I promotori del referendum c.d. delle trivelle, chiedono ai cittadini se sono favorevoli ad abrogare la possibilità di prorogare la durata delle concessioni trentennali per la trivellazione entro le 12 miglia marine, fino all’esaurimento dei giacimenti interessati. Per capire il quesito, occorre fare alcune precisazioni:
- la Legge di Stabilità 2016 vieta da oggi in poi il rilascio di concessioni per la trivellazione entro le 12 miglia marine. Decisione che mi appare decisamente lungimirante per la salvaguardia dell’ambiente: se ne dovrebbe tener conto nel valutare la norma, che si vuole abrogare, che consente invece la proroga, peraltro dopo ottenimento di apposita VIA (valutazione di impatto ambientale) niente affatto scontata.

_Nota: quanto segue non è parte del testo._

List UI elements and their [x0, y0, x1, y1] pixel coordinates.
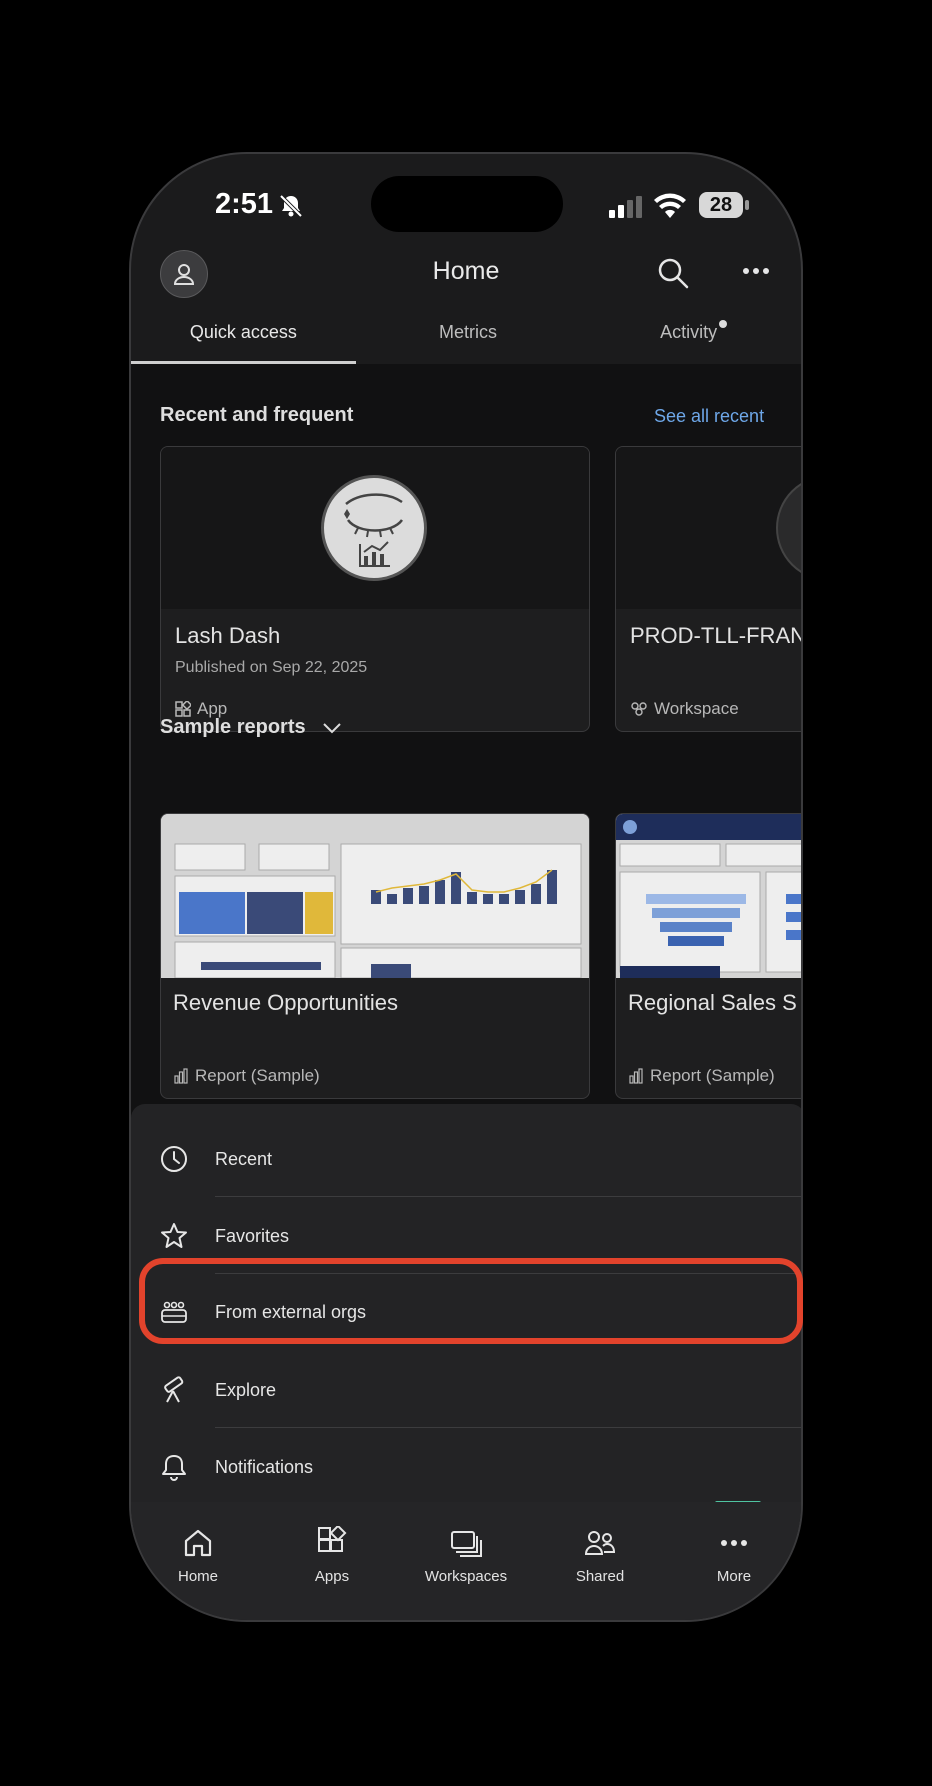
battery-indicator: 28 — [699, 192, 749, 218]
clock-icon — [161, 1146, 187, 1172]
bottom-tab-bar: Home Apps Workspaces Shared More — [131, 1502, 801, 1620]
home-tabs: Quick access Metrics Activity — [131, 314, 801, 364]
card-type: Workspace — [630, 699, 739, 719]
recent-card-prod-tll[interactable]: PROD-TLL-FRAN Workspace — [615, 446, 803, 732]
card-name: PROD-TLL-FRAN — [630, 623, 803, 648]
card-thumbnail — [616, 447, 801, 609]
workspace-icon — [631, 702, 647, 716]
report-thumbnail — [161, 814, 589, 979]
card-type: Report (Sample) — [173, 1066, 320, 1086]
report-preview-image — [161, 814, 589, 979]
star-icon — [161, 1223, 187, 1248]
workspace-logo — [776, 475, 801, 581]
sample-card-regional-sales[interactable]: Regional Sales S Report (Sample) — [615, 813, 801, 1099]
search-icon[interactable] — [656, 256, 690, 290]
dynamic-island — [371, 176, 563, 232]
page-title: Home — [432, 257, 500, 285]
report-icon — [629, 1068, 643, 1084]
sample-reports-header[interactable]: Sample reports — [160, 716, 342, 739]
report-thumbnail — [616, 814, 801, 978]
card-thumbnail — [161, 447, 589, 609]
wifi-icon — [654, 193, 686, 218]
tab-quick-access[interactable]: Quick access — [131, 314, 356, 364]
report-preview-image — [616, 814, 801, 978]
tabbar-shared[interactable]: Shared — [533, 1502, 667, 1585]
phone-screen: 2:51 28 Home Quick access Metrics Activi… — [129, 152, 803, 1622]
tabbar-apps[interactable]: Apps — [265, 1502, 399, 1585]
unread-dot — [719, 320, 728, 328]
home-icon — [184, 1529, 212, 1557]
shared-icon — [584, 1531, 616, 1555]
card-name: Lash Dash — [175, 623, 281, 648]
tab-metrics[interactable]: Metrics — [356, 314, 581, 364]
workspaces-icon — [451, 1531, 482, 1557]
highlight-box — [139, 1258, 803, 1344]
menu-item-notifications[interactable]: Notifications — [131, 1429, 801, 1505]
report-icon — [174, 1068, 188, 1084]
sample-card-revenue-opportunities[interactable]: Revenue Opportunities Report (Sample) — [160, 813, 590, 1099]
bell-icon — [162, 1455, 186, 1481]
recent-card-lash-dash[interactable]: Lash Dash Published on Sep 22, 2025 App — [160, 446, 590, 732]
more-options-icon[interactable] — [741, 264, 771, 278]
menu-item-explore[interactable]: Explore — [131, 1352, 801, 1428]
app-icon — [175, 701, 191, 717]
silent-bell-icon — [279, 194, 303, 218]
more-icon — [721, 1540, 747, 1546]
card-name: Revenue Opportunities — [173, 990, 399, 1015]
recent-section-title: Recent and frequent — [160, 404, 354, 426]
card-name: Regional Sales S — [628, 990, 797, 1015]
eye-chart-logo-icon — [344, 493, 404, 567]
chevron-down-icon — [322, 722, 341, 733]
tabbar-more[interactable]: More — [667, 1502, 801, 1585]
menu-item-recent[interactable]: Recent — [131, 1121, 801, 1197]
tabbar-home[interactable]: Home — [131, 1502, 265, 1585]
card-published-date: Published on Sep 22, 2025 — [175, 659, 368, 676]
apps-icon — [318, 1526, 347, 1552]
tab-activity[interactable]: Activity — [580, 314, 801, 364]
card-type: Report (Sample) — [628, 1066, 775, 1086]
see-all-recent-link[interactable]: See all recent — [654, 406, 764, 427]
telescope-icon — [164, 1376, 184, 1403]
status-time: 2:51 — [215, 188, 274, 220]
tabbar-workspaces[interactable]: Workspaces — [399, 1502, 533, 1585]
signal-icon — [609, 196, 642, 218]
app-logo — [321, 475, 427, 581]
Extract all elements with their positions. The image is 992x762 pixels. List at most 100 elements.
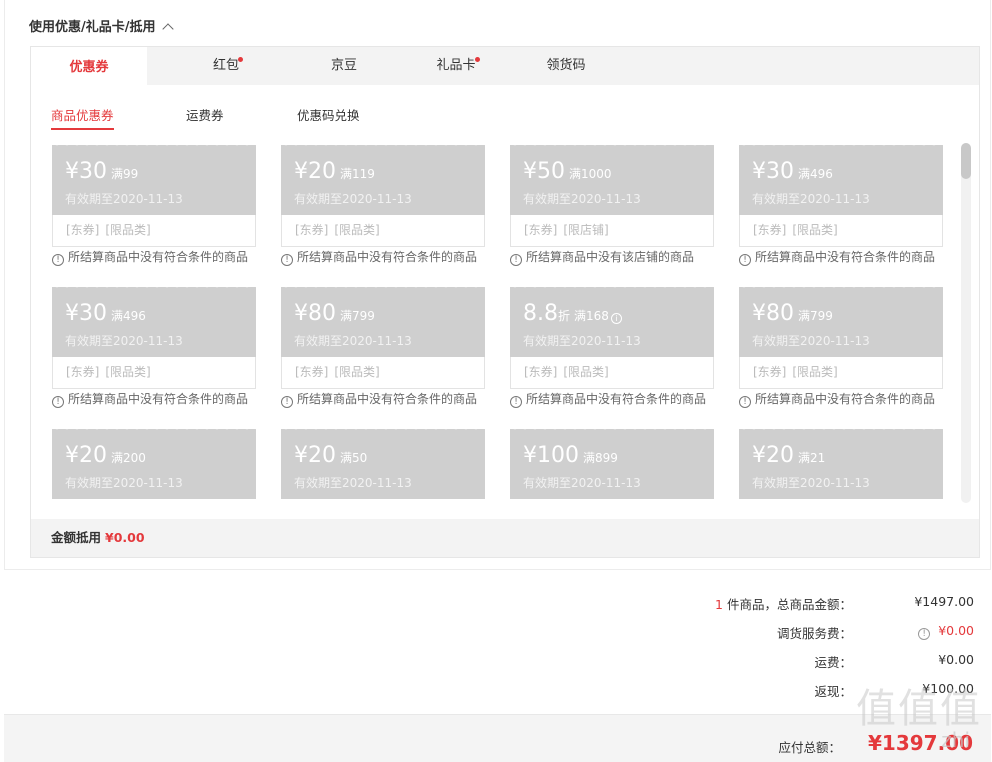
coupon-tag: [东券] <box>295 365 329 379</box>
coupon-condition: 满899 <box>583 451 618 465</box>
warning-icon: ! <box>281 396 293 408</box>
coupon-face: ¥80 满799 有效期至2020-11-13 <box>281 287 485 357</box>
cashback-label: 返现： <box>814 684 852 699</box>
section-title[interactable]: 使用优惠/礼品卡/抵用 <box>29 16 174 35</box>
coupon-tag: [东券] <box>753 365 787 379</box>
currency-symbol: ¥ <box>752 159 766 184</box>
coupon-face: ¥20 满21 有效期至2020-11-13 <box>739 429 943 499</box>
coupon-amount-value: 20 <box>79 443 107 468</box>
scrollbar-thumb[interactable] <box>961 143 971 179</box>
notification-dot-icon <box>238 57 243 62</box>
coupon-amount: ¥20 满21 <box>752 443 825 468</box>
currency-symbol: ¥ <box>294 159 308 184</box>
tab-2[interactable]: 京豆 <box>289 47 399 85</box>
coupon-reason-text: 所结算商品中没有符合条件的商品 <box>297 250 478 264</box>
coupon-reason: ! 所结算商品中没有符合条件的商品 <box>281 248 485 266</box>
coupon-amount: ¥100 满899 <box>523 443 618 468</box>
service-label: 调货服务费： <box>776 626 852 641</box>
coupon-condition: 满50 <box>340 451 368 465</box>
tab-label: 优惠券 <box>69 60 109 75</box>
coupon-tags: [东券] [限品类] <box>281 215 485 247</box>
coupon-list[interactable]: ¥30 满99 有效期至2020-11-13 [东券] [限品类]! 所结算商品中没有符合… <box>31 143 979 503</box>
coupon-face: ¥20 满200 有效期至2020-11-13 <box>52 429 256 499</box>
info-icon[interactable]: i <box>610 313 622 324</box>
items-count: 1 <box>715 597 723 612</box>
coupon-tag: [限品类] <box>334 365 380 379</box>
subtab-0[interactable]: 商品优惠券 <box>51 105 114 130</box>
coupon-face: ¥80 满799 有效期至2020-11-13 <box>739 287 943 357</box>
coupon-reason: ! 所结算商品中没有符合条件的商品 <box>739 248 943 266</box>
coupon-card[interactable]: ¥80 满799 有效期至2020-11-13 [东券] [限品类]! 所结算商品中没有符… <box>281 287 485 408</box>
tab-0[interactable]: 优惠券 <box>31 47 147 85</box>
coupon-card[interactable]: 8.8折 满168 i 有效期至2020-11-13 [东券] [限品类]! 所结算商品中没… <box>510 287 714 408</box>
coupon-amount-value: 20 <box>308 159 336 184</box>
coupon-face: ¥50 满1000 有效期至2020-11-13 <box>510 145 714 215</box>
coupon-amount: ¥80 满799 <box>752 301 833 326</box>
coupon-validity: 有效期至2020-11-13 <box>752 476 870 490</box>
coupon-amount: ¥20 满200 <box>65 443 146 468</box>
coupon-reason-text: 所结算商品中没有符合条件的商品 <box>68 392 249 406</box>
coupon-reason-text: 所结算商品中没有该店铺的商品 <box>526 250 695 264</box>
coupon-card[interactable]: ¥20 满21 有效期至2020-11-13 <box>739 429 943 499</box>
coupon-condition: 满496 <box>798 167 833 181</box>
coupon-card[interactable]: ¥30 满496 有效期至2020-11-13 [东券] [限品类]! 所结算商品中没有符… <box>739 145 943 266</box>
watermark-logo: 值值值 <box>856 686 982 732</box>
coupon-card[interactable]: ¥20 满50 有效期至2020-11-13 <box>281 429 485 499</box>
coupon-condition: 满496 <box>111 309 146 323</box>
currency-symbol: ¥ <box>65 159 79 184</box>
coupon-amount-value: 100 <box>537 443 579 468</box>
coupon-condition: 满1000 <box>569 167 612 181</box>
coupon-card[interactable]: ¥20 满200 有效期至2020-11-13 <box>52 429 256 499</box>
coupon-card[interactable]: ¥30 满99 有效期至2020-11-13 [东券] [限品类]! 所结算商品中没有符合… <box>52 145 256 266</box>
items-label: 1 件商品，总商品金额： <box>715 594 852 613</box>
coupon-validity: 有效期至2020-11-13 <box>523 334 641 348</box>
shipping-value: ¥0.00 <box>938 652 974 667</box>
currency-symbol: ¥ <box>752 443 766 468</box>
coupon-card[interactable]: ¥100 满899 有效期至2020-11-13 <box>510 429 714 499</box>
items-label-text: 件商品，总商品金额： <box>726 597 852 612</box>
tab-3[interactable]: 礼品卡 <box>401 47 511 85</box>
warning-icon: ! <box>281 254 293 266</box>
coupon-reason-text: 所结算商品中没有符合条件的商品 <box>755 392 936 406</box>
coupon-condition: 满99 <box>111 167 139 181</box>
deduct-value: ¥0.00 <box>105 530 145 545</box>
coupon-face: ¥20 满50 有效期至2020-11-13 <box>281 429 485 499</box>
coupon-face: ¥30 满496 有效期至2020-11-13 <box>739 145 943 215</box>
warning-icon: ! <box>739 254 751 266</box>
chevron-up-icon[interactable] <box>161 23 174 35</box>
subtab-2[interactable]: 优惠码兑换 <box>297 105 360 128</box>
coupon-tags: [东券] [限品类] <box>52 357 256 389</box>
coupon-condition: 满799 <box>798 309 833 323</box>
coupon-condition: 满21 <box>798 451 826 465</box>
subtab-1[interactable]: 运费券 <box>186 105 224 128</box>
coupon-tag: [东券] <box>66 223 100 237</box>
tab-1[interactable]: 红包 <box>171 47 281 85</box>
coupon-scrollbar[interactable] <box>961 143 971 503</box>
info-icon[interactable]: ! <box>918 628 931 640</box>
deduct-label: 金额抵用 <box>51 530 102 545</box>
coupon-reason-text: 所结算商品中没有符合条件的商品 <box>297 392 478 406</box>
currency-symbol: ¥ <box>294 443 308 468</box>
discount-box: 优惠券 红包 京豆 礼品卡 领货码 商品优惠券 运费券 优惠码兑换 ¥30 满99 有效期至20… <box>30 46 980 558</box>
coupon-card[interactable]: ¥20 满119 有效期至2020-11-13 [东券] [限品类]! 所结算商品中没有符… <box>281 145 485 266</box>
coupon-tag: [限品类] <box>792 365 838 379</box>
tab-bar: 优惠券 红包 京豆 礼品卡 领货码 <box>31 47 979 85</box>
warning-icon: ! <box>52 396 64 408</box>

- si vuole abrogare la possibilità di continuare lo sfruttamento dei giacimenti di gas o petrolio (per le coste italiane si tratta in grande maggioranza di gas) dopo la scadenza della concessione trentennale, qualora il giacimento stesso non fosse esaurito. Anche ad un profano del settore dovrebbe apparire chiaro quanto può essere difficoltoso bloccare con un tappo di cemento la fuoriuscita del gas o del petrolio ancora presenti in un giacimento perforato, con grandi e concreti rischi di inquinamento del mare circostante e con una insensata perdita di risorse ancora di facile utilizzo.
- il quesito riguarda gli impianti già esistenti ed in esercizio con tecnologie ben sperimentate e controllate, entro le 12 miglia marine, la confusa propaganda per sollecitare un sì emotivo non ricorda che purtroppo tutto è invece possibile, e senza gli stringenti vincoli delle leggi italiane, a sole 13 miglia marine, cioè appena superato il limite delle acque territoriali.
- si ricorre all’argomento del danno per il turismo: ma si tratta di impianti operanti da decenni e comunque destinati ad una chiusura più o meno prossima; non mi risulta che i flussi turistici ne abbiano risentito negativamente, basti solo l’esempio di Ravenna, il cui territorio è il più interessato al problema per densità di giacimenti in esercizio, e tuttavia con un incoming turistico sempre florido ed in crescita.
- si chiede che in alternativa vengano privilegiate le fonti alternative di energia. Non saranno certo le eventuali proroghe date per prosciugare giacimenti già in sfruttamento a frenare quella che è una scelta già fatta nel nostro Paese: lo dimostra il fatto che in Italia sono in grande crescita da qualche anno, anche grazie ai generosi incentivi pubblici, i quantitativi prodotti da fonti energetiche alternative o rinnovabili, che però non possono ad oggi soddisfare i bisogni energetici complessivi, e comunque hanno bisogno di tempo per entrare in produzione, anche per i mostruosi ritardi ed ostacoli provocati dai numerosi comitati locali contro l’eolico, il fotovoltaico, il geotermico etc etc.
Ragionando su tutto questo, mi sono convinto di dover andare a partecipare al Referendum del 17 marzo e votare, preciso che si tratta di scelta individuale che non vuol influenzare nessuno, per il NO all’abrogazione. Al contempo sono convinto che resti tanto da fare, anche con l’aiuto e lo stimolo dei Vescovi, per diffondere una generale cultura del risparmio energetico, di un migliore utilizzo di tutte le risorse naturali, del rispetto integrale della natura da parte degli individui, delle comunità, delle imprese, di un urgente cambio dello stile di vita e del modello di sviluppo. Indipendentemente dal raggiungimento del quorum il 17 marzo e dall’esito del Referendum. Per tutto questo si impegna, tra gli altri, la Fondazione Sorella Natura.